Kestrel was stumbling forward on the sand, her legs too sluggish; she couldn’t move fast enough. The Valorian’s back was to her. She could see Arin’s face, the crease between his brows, the inward quality of his expression. And then something shifting: a flare, a recognition.

The Valorian stabbed. Arin cried out.

The dagger bit into his ribs. Pain laced up his side. He struck back, sword dancing harmlessly down the Valorian’s armor, doing no more damage than to cut the laces of the man’s right boot.

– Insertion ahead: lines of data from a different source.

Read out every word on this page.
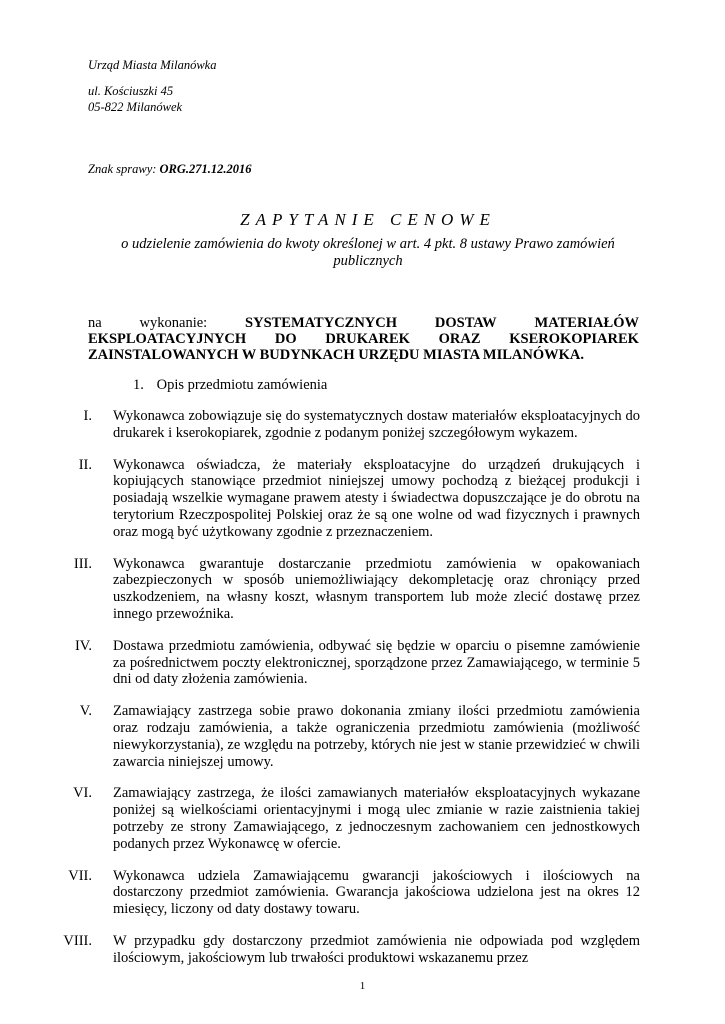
Urząd Miasta Milanówka
ul. Kościuszki 45
05-822 Milanówek
Znak sprawy: ORG.271.12.2016
ZAPYTANIE CENOWE
o udzielenie zamówienia do kwoty określonej w art. 4 pkt. 8 ustawy Prawo zamówień publicznych
na	wykonanie:	SYSTEMATYCZNYCH	DOSTAW	MATERIAŁÓW
EKSPLOATACYJNYCH DO DRUKAREK ORAZ KSEROKOPIAREK
ZAINSTALOWANYCH W BUDYNKACH URZĘDU MIASTA MILANÓWKA.
1. Opis przedmiotu zamówienia
I.	Wykonawca zobowiązuje się do systematycznych dostaw materiałów eksploatacyjnych do drukarek i kserokopiarek, zgodnie z podanym poniżej szczegółowym wykazem.
II.	Wykonawca oświadcza, że materiały eksploatacyjne do urządzeń drukujących i kopiujących stanowiące przedmiot niniejszej umowy pochodzą z bieżącej produkcji i posiadają wszelkie wymagane prawem atesty i świadectwa dopuszczające je do obrotu na terytorium Rzeczpospolitej Polskiej oraz że są one wolne od wad fizycznych i prawnych oraz mogą być użytkowany zgodnie z przeznaczeniem.
III.	Wykonawca gwarantuje dostarczanie przedmiotu zamówienia w opakowaniach zabezpieczonych w sposób uniemożliwiający dekompletację oraz chroniący przed uszkodzeniem, na własny koszt, własnym transportem lub może zlecić dostawę przez innego przewoźnika.
IV.	Dostawa przedmiotu zamówienia, odbywać się będzie w oparciu o pisemne zamówienie za pośrednictwem poczty elektronicznej, sporządzone przez Zamawiającego, w terminie 5 dni od daty złożenia zamówienia.
V.	Zamawiający zastrzega sobie prawo dokonania zmiany ilości przedmiotu zamówienia oraz rodzaju zamówienia, a także ograniczenia przedmiotu zamówienia (możliwość niewykorzystania), ze względu na potrzeby, których nie jest w stanie przewidzieć w chwili zawarcia niniejszej umowy.
VI.	Zamawiający zastrzega, że ilości zamawianych materiałów eksploatacyjnych wykazane poniżej są wielkościami orientacyjnymi i mogą ulec zmianie w razie zaistnienia takiej potrzeby ze strony Zamawiającego, z jednoczesnym zachowaniem cen jednostkowych podanych przez Wykonawcę w ofercie.
VII.	Wykonawca udziela Zamawiającemu gwarancji jakościowych i ilościowych na dostarczony przedmiot zamówienia. Gwarancja jakościowa udzielona jest na okres 12 miesięcy, liczony od daty dostawy towaru.
VIII.	W przypadku gdy dostarczony przedmiot zamówienia nie odpowiada pod względem ilościowym, jakościowym lub trwałości produktowi wskazanemu przez
1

“You’re mine,” said the Valorian.

Which was what death always said. Arin, surprised to hear the god’s words come from a human mouth, faltered. He felt strange. He thought, Ah. He thought, Grateful. He welcomed the god’s warning, realized that he’d always wanted to know before it happened. He wouldn’t want to blink too suddenly out of this life.

But he loved this life. He loved the girl in it.

His heart punched hard, rebelled.

Too late. The base of the Valorian’s blade was coming at his head, angled for his neck.

Arin tried to duck. The hilt slammed into his temple.

Darkness bled across his vision. He couldn’t feel his legs. He tried to hear his god, but he heard only silence, and then he heard nothing at all.





Chapter 33

She saw Arin go down. She skidded in the sand as she ran, her ears roaring. Her mind closed over. A shaking dread.

A few paces away. Her dagger was tight in her hand. The Valorian’s back was an armored wall. The man raised his sword again. He didn’t hear her come at him.

But where, where? She had a dagger, but there was nowhere to stab—not the back of the neck, which she couldn’t reach, not the torso or even the legs. He was armored from shoulders to boots. A dagger wants flesh, her father would say. Find it.

A great pressure in her chest. Desperation as she came up behind. She didn’t know what to do, couldn’t think, and then it was as if someone else noticed the looseness at the top of one of the man’s boots and dropped her to her knees in the sand. She seized the boot’s top, yanked it back, and slashed the ropy tendon at the ankle.

He screamed. She seemed to feel him feel the excruciating pain of the cut tendon curling up into his calf. His collapse. The pumping agony. How a girl climbed onto him—feral, foxlike. But: a girl? But: her hair, her skin, her eyes, her armor. Not the enemy. The enemy?

Then the dagger found his throat and he knew exactly what she was.

Her hand, her arm: bright red. She couldn’t let go of the dagger. She made herself sheathe it. She needed her hands, she needed Arin.

The sprawl of him. She was weeping, crouched in the sand, empty fingers wild when she reached him, searched him, found the dagger in his side, his blackened brow, purple cheek, split skin. She touched his face and felt his head loll. A pulse? Or just her own pulse? Her body vibrated with it, she couldn’t keep her fingers steady against the hollow under his jaw.